The Basel III regulations, introduced in Russia from January 1, decreased pressure on Sberbank’s capital by 0.4 percentage points, as seen by PRIME in Sberbank’s data.
NOT SENSITIVE TO KEY RATE CHANGES
Sberbank is not sensitive to dynamics of the key rate, because it decreased borrowings from the central bank to a minimum, Morozov said.
The bank believes that the regulator is unlikely to cut the key rate soon due to the current economic difficulties, he said.
“Frankly speaking, as for the main part of the year, I believe that the rates will be flat or almost flat,” he said.
The Russian central bank raised the key rate to 17% in December 2014 on the back of the ruble devaluation, and gradually reduced it to 11% in August 2015. The next meeting over the key rate is scheduled for January 29.
NOT ALL ROSES
Alexander Vedyakhin, the director of the Sberbank’s risk management department, said that Sberbank expects that the quality of its retail portfolio and mortgage lending to deteriorate.
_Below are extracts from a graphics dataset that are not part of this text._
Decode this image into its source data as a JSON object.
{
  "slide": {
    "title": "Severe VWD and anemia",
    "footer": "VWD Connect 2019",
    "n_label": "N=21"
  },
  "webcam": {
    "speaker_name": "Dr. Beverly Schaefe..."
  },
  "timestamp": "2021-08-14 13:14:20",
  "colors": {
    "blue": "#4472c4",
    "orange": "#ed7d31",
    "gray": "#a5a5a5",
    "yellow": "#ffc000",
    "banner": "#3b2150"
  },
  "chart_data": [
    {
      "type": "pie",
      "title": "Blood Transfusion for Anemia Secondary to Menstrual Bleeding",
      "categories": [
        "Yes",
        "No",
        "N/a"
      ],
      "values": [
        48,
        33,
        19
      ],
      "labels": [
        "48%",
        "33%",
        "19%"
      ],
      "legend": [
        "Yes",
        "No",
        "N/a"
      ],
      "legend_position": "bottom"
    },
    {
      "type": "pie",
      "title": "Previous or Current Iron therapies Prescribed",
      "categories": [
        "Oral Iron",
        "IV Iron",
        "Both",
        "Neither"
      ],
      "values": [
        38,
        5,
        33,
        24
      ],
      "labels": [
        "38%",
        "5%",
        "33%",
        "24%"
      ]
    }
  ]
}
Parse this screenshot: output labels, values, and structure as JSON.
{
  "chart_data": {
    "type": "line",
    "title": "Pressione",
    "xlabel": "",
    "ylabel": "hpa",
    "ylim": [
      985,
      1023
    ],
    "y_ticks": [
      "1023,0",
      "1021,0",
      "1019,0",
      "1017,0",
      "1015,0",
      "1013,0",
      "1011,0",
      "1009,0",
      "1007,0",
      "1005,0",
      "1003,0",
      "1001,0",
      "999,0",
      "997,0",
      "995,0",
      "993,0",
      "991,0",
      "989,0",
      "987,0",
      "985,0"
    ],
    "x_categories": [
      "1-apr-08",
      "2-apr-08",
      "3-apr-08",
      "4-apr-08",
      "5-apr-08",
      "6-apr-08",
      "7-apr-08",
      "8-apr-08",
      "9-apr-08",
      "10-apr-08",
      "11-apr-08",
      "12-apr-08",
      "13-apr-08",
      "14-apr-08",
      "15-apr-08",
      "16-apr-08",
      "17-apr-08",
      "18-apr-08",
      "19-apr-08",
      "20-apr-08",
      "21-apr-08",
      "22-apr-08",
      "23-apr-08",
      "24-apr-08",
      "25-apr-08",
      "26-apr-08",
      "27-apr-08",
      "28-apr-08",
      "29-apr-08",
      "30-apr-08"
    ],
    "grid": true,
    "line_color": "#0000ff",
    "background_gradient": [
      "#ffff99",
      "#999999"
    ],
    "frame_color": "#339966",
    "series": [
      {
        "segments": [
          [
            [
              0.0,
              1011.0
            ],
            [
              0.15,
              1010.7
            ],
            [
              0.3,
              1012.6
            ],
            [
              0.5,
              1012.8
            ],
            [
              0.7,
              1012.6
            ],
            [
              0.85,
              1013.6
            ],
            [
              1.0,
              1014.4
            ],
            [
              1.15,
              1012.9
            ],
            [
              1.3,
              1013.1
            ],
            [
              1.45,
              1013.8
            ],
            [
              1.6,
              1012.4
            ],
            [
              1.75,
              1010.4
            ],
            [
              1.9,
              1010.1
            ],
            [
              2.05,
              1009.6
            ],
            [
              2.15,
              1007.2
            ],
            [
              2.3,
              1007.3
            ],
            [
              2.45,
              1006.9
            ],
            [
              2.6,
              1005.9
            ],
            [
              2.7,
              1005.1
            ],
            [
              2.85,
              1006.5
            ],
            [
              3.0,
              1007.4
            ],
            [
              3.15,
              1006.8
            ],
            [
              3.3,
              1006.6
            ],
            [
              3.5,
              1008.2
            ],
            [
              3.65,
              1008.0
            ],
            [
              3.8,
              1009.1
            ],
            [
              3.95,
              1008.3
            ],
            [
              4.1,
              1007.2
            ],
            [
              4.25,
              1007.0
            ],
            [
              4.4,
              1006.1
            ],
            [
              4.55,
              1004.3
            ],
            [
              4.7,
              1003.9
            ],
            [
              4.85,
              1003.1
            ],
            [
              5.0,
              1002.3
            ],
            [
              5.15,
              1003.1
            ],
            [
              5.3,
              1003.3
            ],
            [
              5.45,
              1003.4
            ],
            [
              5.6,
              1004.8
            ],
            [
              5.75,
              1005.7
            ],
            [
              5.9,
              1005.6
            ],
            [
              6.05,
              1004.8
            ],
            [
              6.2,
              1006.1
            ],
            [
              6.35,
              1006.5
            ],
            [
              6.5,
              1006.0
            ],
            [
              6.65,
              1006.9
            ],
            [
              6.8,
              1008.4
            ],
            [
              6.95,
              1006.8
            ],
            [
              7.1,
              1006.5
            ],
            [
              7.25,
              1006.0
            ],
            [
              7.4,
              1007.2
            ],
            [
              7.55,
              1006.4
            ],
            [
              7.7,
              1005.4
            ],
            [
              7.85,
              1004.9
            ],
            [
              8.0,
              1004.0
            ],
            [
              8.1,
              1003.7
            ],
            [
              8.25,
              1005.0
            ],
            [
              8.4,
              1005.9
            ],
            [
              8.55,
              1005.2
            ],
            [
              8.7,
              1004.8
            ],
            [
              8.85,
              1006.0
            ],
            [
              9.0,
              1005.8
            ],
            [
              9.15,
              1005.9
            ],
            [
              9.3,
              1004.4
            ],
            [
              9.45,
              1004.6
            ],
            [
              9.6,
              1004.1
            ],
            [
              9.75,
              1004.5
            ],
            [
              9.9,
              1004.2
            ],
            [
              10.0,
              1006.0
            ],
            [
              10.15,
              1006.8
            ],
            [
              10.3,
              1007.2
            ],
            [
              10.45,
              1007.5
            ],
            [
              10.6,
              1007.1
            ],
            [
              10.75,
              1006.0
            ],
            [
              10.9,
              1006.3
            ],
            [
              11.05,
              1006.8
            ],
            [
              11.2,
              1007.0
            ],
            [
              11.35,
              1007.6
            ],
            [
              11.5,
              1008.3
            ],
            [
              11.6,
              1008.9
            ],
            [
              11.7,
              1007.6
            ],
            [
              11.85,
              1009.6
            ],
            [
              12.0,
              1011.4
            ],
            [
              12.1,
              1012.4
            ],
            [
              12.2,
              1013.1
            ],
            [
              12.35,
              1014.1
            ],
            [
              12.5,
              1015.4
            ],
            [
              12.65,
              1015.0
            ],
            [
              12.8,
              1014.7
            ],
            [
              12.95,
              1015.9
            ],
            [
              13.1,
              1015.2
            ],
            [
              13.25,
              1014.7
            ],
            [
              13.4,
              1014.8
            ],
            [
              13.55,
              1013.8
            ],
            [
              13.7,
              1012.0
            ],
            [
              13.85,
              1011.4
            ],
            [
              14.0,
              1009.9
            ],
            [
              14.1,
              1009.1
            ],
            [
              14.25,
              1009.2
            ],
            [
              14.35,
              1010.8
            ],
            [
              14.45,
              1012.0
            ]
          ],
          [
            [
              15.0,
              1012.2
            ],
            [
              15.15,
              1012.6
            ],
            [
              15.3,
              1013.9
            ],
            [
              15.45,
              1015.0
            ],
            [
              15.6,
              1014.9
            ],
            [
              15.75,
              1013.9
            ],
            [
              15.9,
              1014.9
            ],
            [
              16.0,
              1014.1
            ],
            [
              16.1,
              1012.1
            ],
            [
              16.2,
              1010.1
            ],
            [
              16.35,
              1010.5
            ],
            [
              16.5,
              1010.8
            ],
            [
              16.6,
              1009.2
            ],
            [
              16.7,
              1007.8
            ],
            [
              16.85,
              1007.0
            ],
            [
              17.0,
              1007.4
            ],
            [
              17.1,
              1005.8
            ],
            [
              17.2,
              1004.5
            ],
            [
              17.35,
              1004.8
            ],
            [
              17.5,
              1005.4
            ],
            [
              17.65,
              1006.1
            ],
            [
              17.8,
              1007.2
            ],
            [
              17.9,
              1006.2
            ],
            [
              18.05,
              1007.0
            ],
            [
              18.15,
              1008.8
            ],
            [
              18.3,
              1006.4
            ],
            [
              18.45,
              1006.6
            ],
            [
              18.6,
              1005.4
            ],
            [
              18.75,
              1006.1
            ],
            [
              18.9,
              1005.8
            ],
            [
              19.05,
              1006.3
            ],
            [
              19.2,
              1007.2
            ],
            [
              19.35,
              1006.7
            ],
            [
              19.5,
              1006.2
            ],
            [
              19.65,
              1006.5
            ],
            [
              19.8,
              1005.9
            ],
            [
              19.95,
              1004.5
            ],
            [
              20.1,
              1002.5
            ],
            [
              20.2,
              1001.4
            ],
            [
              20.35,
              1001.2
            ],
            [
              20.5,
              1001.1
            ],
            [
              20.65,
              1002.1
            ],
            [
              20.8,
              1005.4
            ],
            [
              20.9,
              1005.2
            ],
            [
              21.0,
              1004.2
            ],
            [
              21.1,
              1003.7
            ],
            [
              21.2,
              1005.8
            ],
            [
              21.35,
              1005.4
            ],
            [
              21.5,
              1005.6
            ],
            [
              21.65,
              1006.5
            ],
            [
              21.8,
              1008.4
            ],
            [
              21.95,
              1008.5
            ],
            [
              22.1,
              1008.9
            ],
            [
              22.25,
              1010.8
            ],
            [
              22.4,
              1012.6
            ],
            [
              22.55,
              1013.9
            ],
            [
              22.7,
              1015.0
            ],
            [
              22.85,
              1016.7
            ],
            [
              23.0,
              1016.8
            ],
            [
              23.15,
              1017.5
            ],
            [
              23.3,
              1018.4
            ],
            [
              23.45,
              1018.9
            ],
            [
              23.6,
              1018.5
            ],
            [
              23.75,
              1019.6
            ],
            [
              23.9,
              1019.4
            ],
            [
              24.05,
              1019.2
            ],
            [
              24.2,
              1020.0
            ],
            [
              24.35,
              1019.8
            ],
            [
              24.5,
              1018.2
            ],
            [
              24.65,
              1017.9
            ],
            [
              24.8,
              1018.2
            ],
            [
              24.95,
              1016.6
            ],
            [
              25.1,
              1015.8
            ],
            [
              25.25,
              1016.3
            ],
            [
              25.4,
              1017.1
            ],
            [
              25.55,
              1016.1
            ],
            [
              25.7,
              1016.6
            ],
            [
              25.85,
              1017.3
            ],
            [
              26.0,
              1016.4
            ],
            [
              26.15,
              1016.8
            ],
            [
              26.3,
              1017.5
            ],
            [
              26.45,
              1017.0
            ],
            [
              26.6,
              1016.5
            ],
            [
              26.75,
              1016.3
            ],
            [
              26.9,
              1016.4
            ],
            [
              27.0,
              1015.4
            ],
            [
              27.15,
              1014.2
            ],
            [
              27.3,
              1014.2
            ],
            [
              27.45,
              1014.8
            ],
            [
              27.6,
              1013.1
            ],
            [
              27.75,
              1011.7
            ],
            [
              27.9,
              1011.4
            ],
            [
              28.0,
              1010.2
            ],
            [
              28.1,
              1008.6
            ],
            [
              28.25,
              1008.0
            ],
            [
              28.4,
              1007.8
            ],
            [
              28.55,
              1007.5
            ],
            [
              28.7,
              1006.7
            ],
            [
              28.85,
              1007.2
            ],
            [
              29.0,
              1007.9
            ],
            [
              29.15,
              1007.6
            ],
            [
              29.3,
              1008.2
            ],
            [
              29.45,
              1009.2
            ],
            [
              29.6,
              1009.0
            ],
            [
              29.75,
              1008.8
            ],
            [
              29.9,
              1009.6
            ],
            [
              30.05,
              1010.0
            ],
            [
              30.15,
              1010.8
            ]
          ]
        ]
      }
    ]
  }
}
Lending to construction companies may decrease if economic conditions worsen.
“Taking into account the possibility of a worsening economic situation, GDP may fall, we can expect some worsening of NPL (nonperforming loans) in our retail portfolio, but nonetheless the situation will be better then on the market in general,” he said.
“We may face the same difficulties in mortgage lending, at the market level.”
The situation in the construction and real estate segments also raises bankers’ concerns, Vedyakhin said.
“We are very prepared for the situation on the market… We do not feel comfortable, but we know what to do.”